Something like this concern applies to the classroom. Even if a professor is a registered Democrat, Republican students should be confident that they won’t be treated worse than their peers simply by virtue of being Republicans. Nobody should want an instructor to be indifferent among scholarly arguments, but students shouldn’t feel disfavored because of what or who they are, even the student writing a thesis on the political theology of Carl Schmitt for her liberal professor.
Maybe it goes without saying that what counts as a virtue in the public realm may not be one in the private realm. Ballplayers want the umpire to be neutral; they don’t want their spouses to be neutral. In the casual intimacy of backstage life, we can rage, revere, condemn, and voice our rooting interests. We each have highly specific conceptions of what kinds of lives are worthy of respect; as citizens, we’re entitled to promote our visions. And precisely because we’re entitled to our own comprehensive conceptions of the good (and the awful), securing a modus vivendi—a way of dwelling peaceably together amid disagreements about value—is the ultimate aim of liberal neutrality.
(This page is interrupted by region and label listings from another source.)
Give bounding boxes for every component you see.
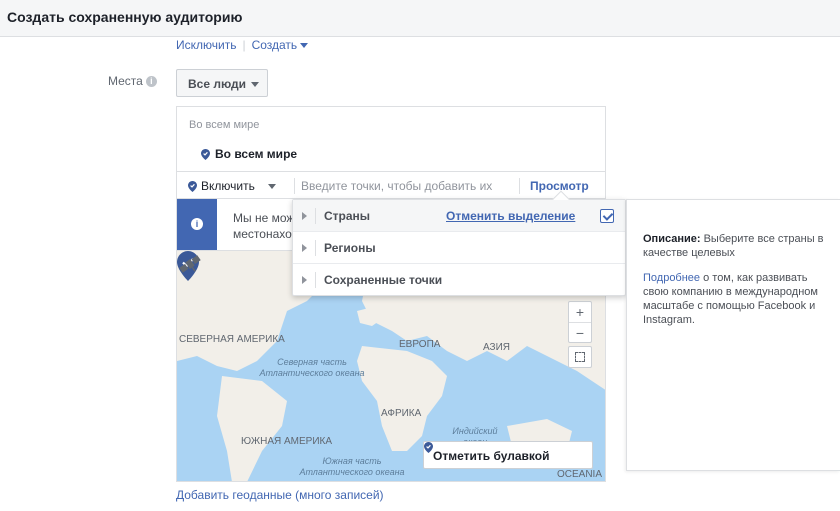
chevron-down-icon [300,43,309,49]
map-label-oceania: OCEANIA [557,469,603,480]
page-title: Создать сохраненную аудиторию [7,9,243,25]
places-label-row: Места i [108,74,157,88]
audience-type-select[interactable]: Все люди [176,69,268,97]
divider [294,178,295,194]
description-more: Подробнее о том, как развивать свою комп… [643,271,833,327]
divider [177,171,605,172]
location-search-input[interactable] [301,177,511,195]
expand-triangle-icon[interactable] [302,244,307,252]
places-label: Места [108,74,143,88]
map-label-africa: АФРИКА [381,408,422,419]
drop-pin-label: Отметить булавкой [433,449,550,463]
top-links: Исключить | Создать [176,38,309,52]
add-geodata-link[interactable]: Добавить геоданные (много записей) [176,488,384,502]
location-group-title: Во всем мире [189,119,260,131]
description-text: Описание: Выберите все страны в качестве… [643,232,833,260]
divider [315,272,316,288]
chevron-down-icon [251,82,259,87]
location-pin-icon [201,149,210,161]
satellite-icon[interactable] [177,251,203,277]
dropdown-row-saved-points[interactable]: Сохраненные точки [293,264,625,296]
include-label: Включить [201,179,255,193]
fit-bounds-icon [575,352,585,362]
chevron-down-icon [267,184,276,190]
divider [315,240,316,256]
link-divider: | [242,38,246,52]
drop-pin-button[interactable]: Отметить булавкой [423,441,593,469]
zoom-in-button[interactable]: + [569,302,591,322]
exclude-link[interactable]: Исключить [176,38,236,52]
selected-location-label: Во всем мире [215,147,298,161]
fit-bounds-button[interactable] [568,346,592,368]
location-pin-icon [188,181,197,193]
dropdown-row-label: Страны [324,209,371,223]
zoom-out-button[interactable]: − [569,322,591,342]
create-dropdown-link[interactable]: Создать [252,38,309,52]
map-label-south-america: ЮЖНАЯ АМЕРИКА [241,436,333,447]
dropdown-row-regions[interactable]: Регионы [293,232,625,264]
divider [519,178,520,194]
deselect-link[interactable]: Отменить выделение [446,209,575,223]
learn-more-link[interactable]: Подробнее [643,272,700,284]
info-icon: i [191,218,203,230]
info-icon[interactable]: i [145,76,157,88]
description-panel: Описание: Выберите все страны в качестве… [626,199,840,471]
zoom-control: + − [568,301,592,343]
location-pin-icon [424,442,433,453]
audience-type-value: Все люди [188,77,247,91]
map-label-europe: ЕВРОПА [399,339,441,350]
location-type-dropdown: Страны Отменить выделение Регионы Сохран… [292,190,626,296]
create-link-label: Создать [251,38,298,52]
map-label-north-america: СЕВЕРНАЯ АМЕРИКА [179,334,285,345]
countries-checkbox[interactable] [600,209,614,223]
dropdown-row-label: Регионы [324,241,376,255]
dropdown-row-label: Сохраненные точки [324,273,443,287]
map-label-south-atlantic: Южная часть Атлантического океана [299,456,405,477]
expand-triangle-icon[interactable] [302,276,307,284]
notice-icon-box: i [177,199,217,250]
expand-triangle-icon[interactable] [302,212,307,220]
divider [315,208,316,224]
include-dropdown[interactable]: Включить [188,179,276,193]
dropdown-row-countries[interactable]: Страны Отменить выделение [293,200,625,232]
description-title: Описание: [643,233,701,245]
selected-location: Во всем мире [201,147,297,161]
page-header: Создать сохраненную аудиторию [0,0,840,37]
map-label-north-atlantic: Северная часть Атлантического океана [259,357,365,378]
locations-box: Во всем мире Во всем мире Включить Просм… [176,106,606,199]
map-label-asia: АЗИЯ [483,342,511,353]
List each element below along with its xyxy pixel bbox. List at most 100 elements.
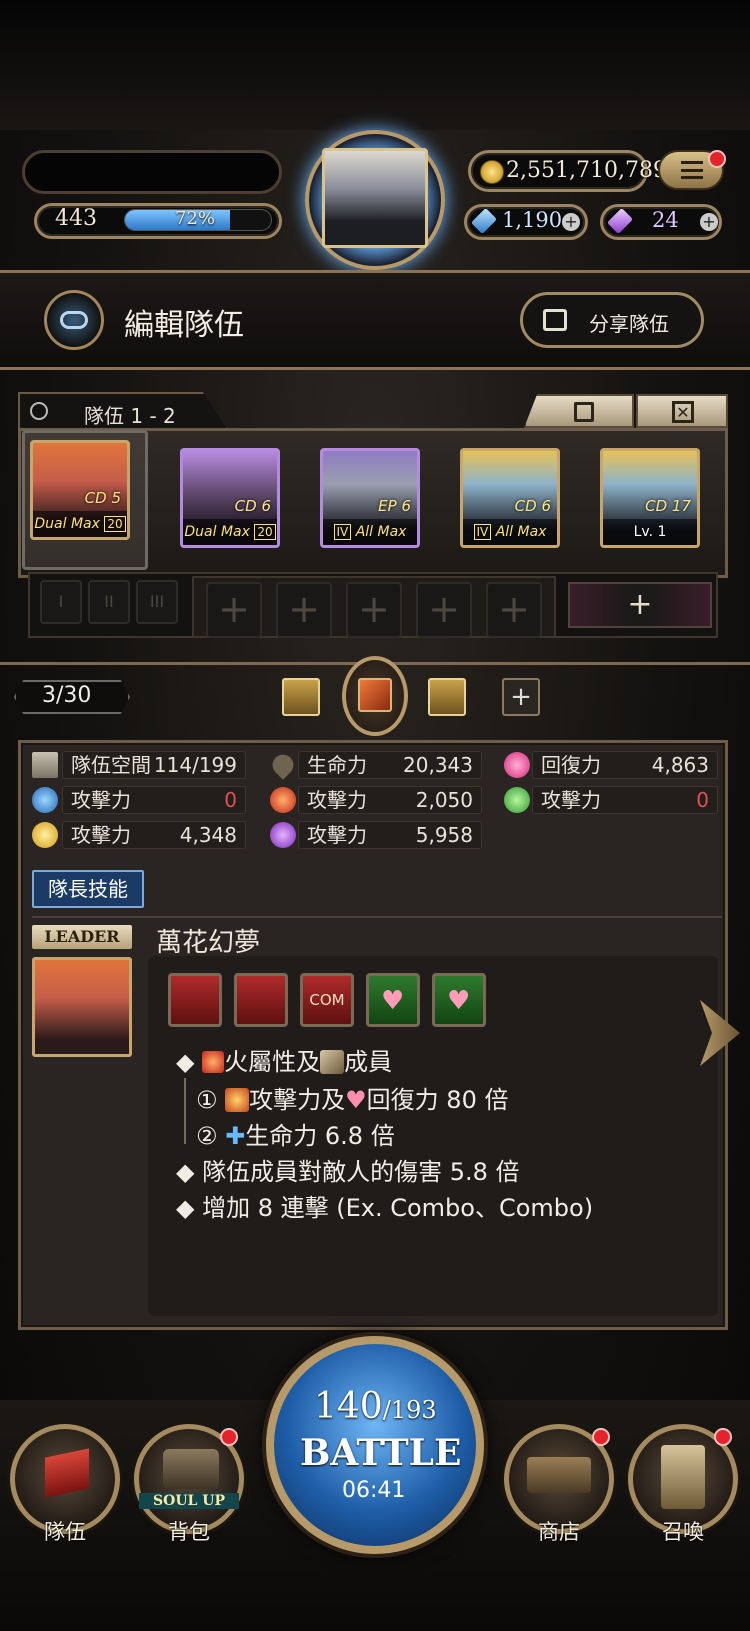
player-name-box[interactable] (22, 150, 282, 194)
attack-boost-chip-1[interactable] (168, 973, 222, 1027)
add-filter-button[interactable]: + (502, 678, 540, 716)
bag-notification-dot (220, 1428, 238, 1446)
section-divider (32, 916, 722, 918)
page-title: 編輯隊伍 (124, 308, 244, 343)
summon-card-icon (661, 1445, 705, 1509)
skill-line-2: ① 攻擊力及♥回復力 80 倍 (196, 1086, 509, 1114)
close-icon: ✕ (672, 401, 694, 423)
fire-icon (202, 1051, 225, 1073)
leader-badge: LEADER (32, 925, 132, 949)
formation-tab-3[interactable]: III (136, 580, 178, 624)
flag-icon (45, 1448, 89, 1498)
member-1-badge: CD 5 (84, 489, 121, 507)
backup-slot-5[interactable]: + (486, 582, 542, 638)
recovery-stat: 回復力 4,863 (532, 751, 718, 779)
skill-line-4: ◆ 隊伍成員對敵人的傷害 5.8 倍 (176, 1158, 520, 1186)
battle-timer: 06:41 (342, 1478, 406, 1503)
header-ornament (0, 0, 750, 130)
backup-slot-4[interactable]: + (416, 582, 472, 638)
add-helper-button[interactable]: + (568, 582, 712, 628)
backup-slot-1[interactable]: + (206, 582, 262, 638)
sub-list-bracket (184, 1078, 186, 1144)
backup-slot-3[interactable]: + (346, 582, 402, 638)
filter-attribute-button[interactable] (282, 678, 320, 716)
heart-plus-icon: ♥ (345, 1086, 367, 1114)
wood-attack-value: 0 (696, 788, 709, 812)
combo-chip[interactable]: COM (300, 973, 354, 1027)
team-member-3[interactable]: EP 6 IV All Max 20 (320, 448, 420, 548)
page-counter: 3/30 (42, 683, 92, 708)
shop-icon (527, 1457, 591, 1493)
team-member-2[interactable]: CD 6 Dual Max 20 (180, 448, 280, 548)
add-blue-gem-icon[interactable]: + (562, 213, 580, 231)
nav-shop-label: 商店 (538, 1520, 580, 1544)
attack-icon (225, 1088, 250, 1112)
member-5-badge: CD 17 (645, 497, 691, 515)
wood-icon (504, 787, 530, 813)
hp-stat: 生命力 20,343 (298, 751, 482, 779)
water-attack-stat: 攻擊力 0 (62, 786, 246, 814)
player-level: 443 (55, 206, 97, 231)
back-button[interactable] (44, 290, 104, 350)
player-avatar[interactable] (322, 148, 428, 248)
attack-boost-chip-2[interactable] (234, 973, 288, 1027)
chest-icon (163, 1449, 219, 1489)
recovery-chip[interactable]: ♥ (366, 973, 420, 1027)
member-3-badge: EP 6 (378, 497, 411, 515)
light-attack-stat: 攻擊力 4,348 (62, 821, 246, 849)
copy-icon (574, 402, 594, 422)
share-icon (543, 309, 567, 331)
hp-value: 20,343 (403, 753, 473, 777)
butterfly-icon (358, 678, 392, 712)
battle-stamina: 140/193 (314, 1386, 437, 1427)
add-purple-gem-icon[interactable]: + (700, 213, 718, 231)
coin-icon (480, 160, 504, 184)
menu-icon (681, 161, 703, 179)
team-tab-label: 隊伍 1 - 2 (84, 404, 176, 428)
summon-notification-dot (714, 1428, 732, 1446)
dark-attack-value: 5,958 (415, 823, 473, 847)
formation-tab-2[interactable]: II (88, 580, 130, 624)
member-4-footer: IV All Max 20 (463, 519, 557, 545)
formation-tab-1[interactable]: I (40, 580, 82, 624)
recovery-value: 4,863 (651, 753, 709, 777)
member-2-level: 20 (254, 524, 276, 540)
water-icon (32, 787, 58, 813)
dark-icon (270, 822, 296, 848)
team-member-5[interactable]: CD 17 Lv. 1 (600, 448, 700, 548)
team-member-4[interactable]: CD 6 IV All Max 20 (460, 448, 560, 548)
duplicate-team-button[interactable] (524, 394, 634, 428)
leader-portrait[interactable] (32, 957, 132, 1057)
backup-slot-2[interactable]: + (276, 582, 332, 638)
team-space-stat: 隊伍空間 114/199 (62, 751, 246, 779)
back-icon (60, 311, 88, 329)
leader-skill-name: 萬花幻夢 (156, 928, 261, 958)
team-member-1[interactable]: CD 5 Dual Max 20 (30, 440, 130, 540)
purple-gem-value: 24 (652, 208, 679, 232)
heal-chip[interactable]: ♥ (432, 973, 486, 1027)
team-tab[interactable]: 隊伍 1 - 2 (18, 392, 228, 430)
soul-up-label: SOUL UP (139, 1493, 239, 1509)
skill-line-5: ◆ 增加 8 連擊 (Ex. Combo、Combo) (176, 1194, 594, 1222)
share-team-button[interactable]: 分享隊伍 (520, 292, 704, 348)
shop-notification-dot (592, 1428, 610, 1446)
member-2-footer: Dual Max 20 (183, 519, 277, 545)
member-5-footer: Lv. 1 (603, 519, 697, 545)
member-2-badge: CD 6 (234, 497, 271, 515)
leader-skill-tab[interactable]: 隊長技能 (32, 870, 144, 908)
heart-icon (504, 752, 530, 778)
skill-line-3: ② ✚生命力 6.8 倍 (196, 1122, 395, 1150)
team-space-value: 114/199 (153, 753, 237, 777)
member-3-rank: IV (333, 524, 352, 540)
share-team-label: 分享隊伍 (589, 312, 669, 336)
water-attack-value: 0 (224, 788, 237, 812)
member-1-level: 20 (104, 516, 126, 532)
filter-race-button[interactable] (428, 678, 466, 716)
fire-attack-stat: 攻擊力 2,050 (298, 786, 482, 814)
fire-attack-value: 2,050 (415, 788, 473, 812)
team-tab-icon (30, 402, 48, 420)
member-1-footer: Dual Max 20 (33, 511, 127, 537)
clear-team-button[interactable]: ✕ (636, 394, 728, 428)
butterfly-icon (320, 1050, 345, 1074)
battle-label: BATTLE (300, 1432, 462, 1474)
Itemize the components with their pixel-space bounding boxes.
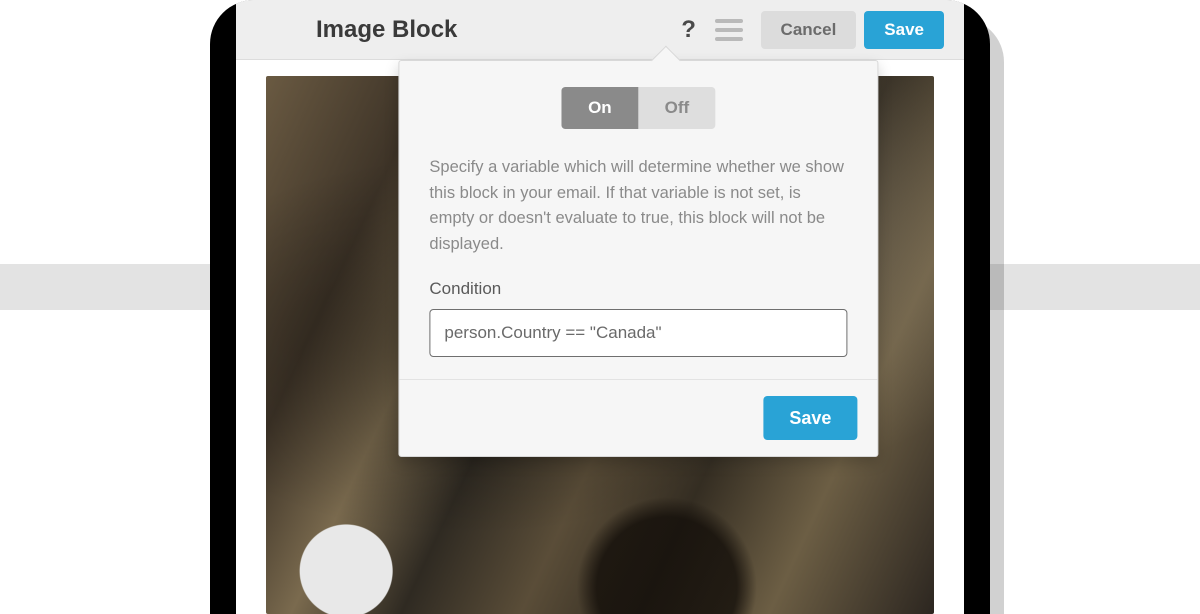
save-button[interactable]: Save (864, 11, 944, 49)
popover-description: Specify a variable which will determine … (429, 155, 847, 257)
help-icon[interactable]: ? (675, 16, 703, 44)
toggle-on-button[interactable]: On (561, 87, 638, 129)
conditional-popover: On Off Specify a variable which will det… (398, 60, 878, 457)
menu-icon[interactable] (715, 19, 743, 41)
block-title: Image Block (316, 16, 457, 44)
screen: Image Block ? Cancel Save On Off Specify… (236, 0, 964, 614)
cancel-button[interactable]: Cancel (761, 11, 857, 49)
popover-body: On Off Specify a variable which will det… (399, 61, 877, 379)
toggle-off-button[interactable]: Off (638, 87, 715, 129)
condition-input[interactable] (429, 309, 847, 357)
editor-toolbar: Image Block ? Cancel Save (236, 0, 964, 60)
popover-footer: Save (399, 379, 877, 456)
condition-toggle: On Off (561, 87, 715, 129)
popover-save-button[interactable]: Save (763, 396, 857, 440)
condition-label: Condition (429, 279, 847, 299)
device-frame: Image Block ? Cancel Save On Off Specify… (210, 0, 990, 614)
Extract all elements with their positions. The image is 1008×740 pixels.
Our public roles aren’t a ruse when our commitment to these roles is real. Critical theory of one sort or another, long a mainstay of a humanistic education, teaches us—in ways that are often invaluable—to see through the pose of disinterest, the rhetoric of dispassion, the stance of neutrality. The problem comes when seeing through something prevents us from looking at something. It’s a childish illusion to think that what happens backstage is the truth and what happens onstage is a lie. As individuals, we’re entitled to fight for what we believe in. But in a pluralistic society, the ideal of neutrality helps keep the fighting fair.